句読点
@books_qutoten
2026年6月26日
多読術
松岡正剛
読み終わった
読書の神様みたいな人の書いた読書術。
セイゴオさんの頭の中はどんなネットワークができていたんだろうか。覗いたらたぶん網目が細かすぎて、ボウっと光って、眩しいくらいだったんだろうな。
「本に攫われたい」という気持ちで本を読んできたそう。
読書にはリスク、リスペクト、レコメンドの3Rの要素があるという。
セイゴオさんが本を本当にリスペクトしているのが伝わってくる。
良い本と巡り会うのはせいぜい三割五分くらいがいいところ。とにかくたくさん、より好みせずに読む。
活字中毒になる。本と一口に言ってもいろんな本があるので食事のようにいろいろ読み比べて味の違いを楽しむ。読書を食事のように。

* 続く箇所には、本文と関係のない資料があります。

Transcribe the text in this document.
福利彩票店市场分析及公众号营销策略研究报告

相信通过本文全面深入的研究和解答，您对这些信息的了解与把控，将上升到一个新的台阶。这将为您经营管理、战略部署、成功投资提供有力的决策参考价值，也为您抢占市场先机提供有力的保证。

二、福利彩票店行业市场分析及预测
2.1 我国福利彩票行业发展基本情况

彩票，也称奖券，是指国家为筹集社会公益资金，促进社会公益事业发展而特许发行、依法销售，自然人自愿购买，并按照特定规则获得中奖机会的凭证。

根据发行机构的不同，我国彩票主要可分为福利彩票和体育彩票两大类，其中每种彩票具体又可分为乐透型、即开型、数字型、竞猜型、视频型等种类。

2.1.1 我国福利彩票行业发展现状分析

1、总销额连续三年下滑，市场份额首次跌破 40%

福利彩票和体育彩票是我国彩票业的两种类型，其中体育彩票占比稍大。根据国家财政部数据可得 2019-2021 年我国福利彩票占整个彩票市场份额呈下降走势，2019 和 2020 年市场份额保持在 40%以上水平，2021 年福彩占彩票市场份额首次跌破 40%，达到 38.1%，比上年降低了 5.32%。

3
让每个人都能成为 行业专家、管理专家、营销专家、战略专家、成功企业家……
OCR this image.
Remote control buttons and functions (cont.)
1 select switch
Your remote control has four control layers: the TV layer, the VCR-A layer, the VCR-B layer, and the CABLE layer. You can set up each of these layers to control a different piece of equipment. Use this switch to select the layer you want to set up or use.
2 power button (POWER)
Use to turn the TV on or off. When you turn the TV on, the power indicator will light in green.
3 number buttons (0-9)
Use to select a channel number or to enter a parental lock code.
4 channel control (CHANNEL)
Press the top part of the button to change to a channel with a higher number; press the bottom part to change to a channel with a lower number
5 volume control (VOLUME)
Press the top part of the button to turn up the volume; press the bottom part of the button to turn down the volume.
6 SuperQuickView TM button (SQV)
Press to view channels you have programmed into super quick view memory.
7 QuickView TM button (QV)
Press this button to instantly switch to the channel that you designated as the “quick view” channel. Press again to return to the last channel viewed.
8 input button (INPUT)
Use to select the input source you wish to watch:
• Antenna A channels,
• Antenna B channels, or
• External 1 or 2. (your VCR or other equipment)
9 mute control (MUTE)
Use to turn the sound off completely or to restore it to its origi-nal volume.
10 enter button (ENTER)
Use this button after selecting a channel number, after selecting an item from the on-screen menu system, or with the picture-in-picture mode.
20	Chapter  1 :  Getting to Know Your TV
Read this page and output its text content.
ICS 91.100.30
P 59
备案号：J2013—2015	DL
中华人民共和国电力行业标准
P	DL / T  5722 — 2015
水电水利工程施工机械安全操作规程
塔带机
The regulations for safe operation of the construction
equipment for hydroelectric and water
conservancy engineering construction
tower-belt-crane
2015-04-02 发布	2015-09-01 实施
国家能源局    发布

「読む」という行為は複合的な行為で頭の中では書いたり、編集したりととても創造的な行為。読者もその本の完成にとっては必要不可欠。その本がどのように読まれてきたか、の歴史の流れの中に自分も加わるということ。
一番最上の読書は、著者の個人全集を読むこと。
本というのは、文字を通じて「意味」の交換をしている。あらゆるものが読書になりうる。
本と本を関連づける。本は最低3冊のつながりの中で読むようにする。
速読に囚われてはいけない。関連する本をずっと読んでいたら自然と速くなる。「読む」にもいろんなスタイルがあって、いろいろギアチェンジしながら読む。読書は平均的な読み方をするわけではない。場所を変える。タイプの違う本を読む。集中度を変える。昔の人の本の読み方も参考に(池田草庵の「掩巻」、本を少し読んだら立ち止まって自分の脳内ですぐにトレースし直す。「慎読」は読んだことを独り占めしない、人と共有する)
個性は「好み」に現れる。何になりたいかは、「好み」に現れる。「好み」を多様化させる。平均化させない。
読書に効用を求めすぎない。読書は「伏せられたものが開いていく」過程の作業。本は「わかったつもり」で読まない。「無知から未知」へ変わるだけ。なんだって役に立つんだから焦って「役に立つ」本を求めすぎない。むしろ本は「毒にもなる」。劇薬の可能性もある。読書はリスクを伴う。だから面白い。毒にも薬にもならないような読み方をしない。そこには本に対するリスペクトが大事。免疫学のように、非自己的なものを時々取り入れる。そうしなければ自己の輪郭もわからない。
尊敬している人に本をお勧めしてもらうことも大事。
世界中の本は「書物の海」「テキストの森」を脈々と形成していて、繋がっている。クリステヴァの「インターテクスチュアリティ」。本の中から別の本にタコ足配線のように線を出す。そのタコ足がぎゅっと集まっているような「キーブック」を見つけると一気に本の世界が広がる。
などなど。とても面白かった。
本が大好きな人の話はなんでも面白い。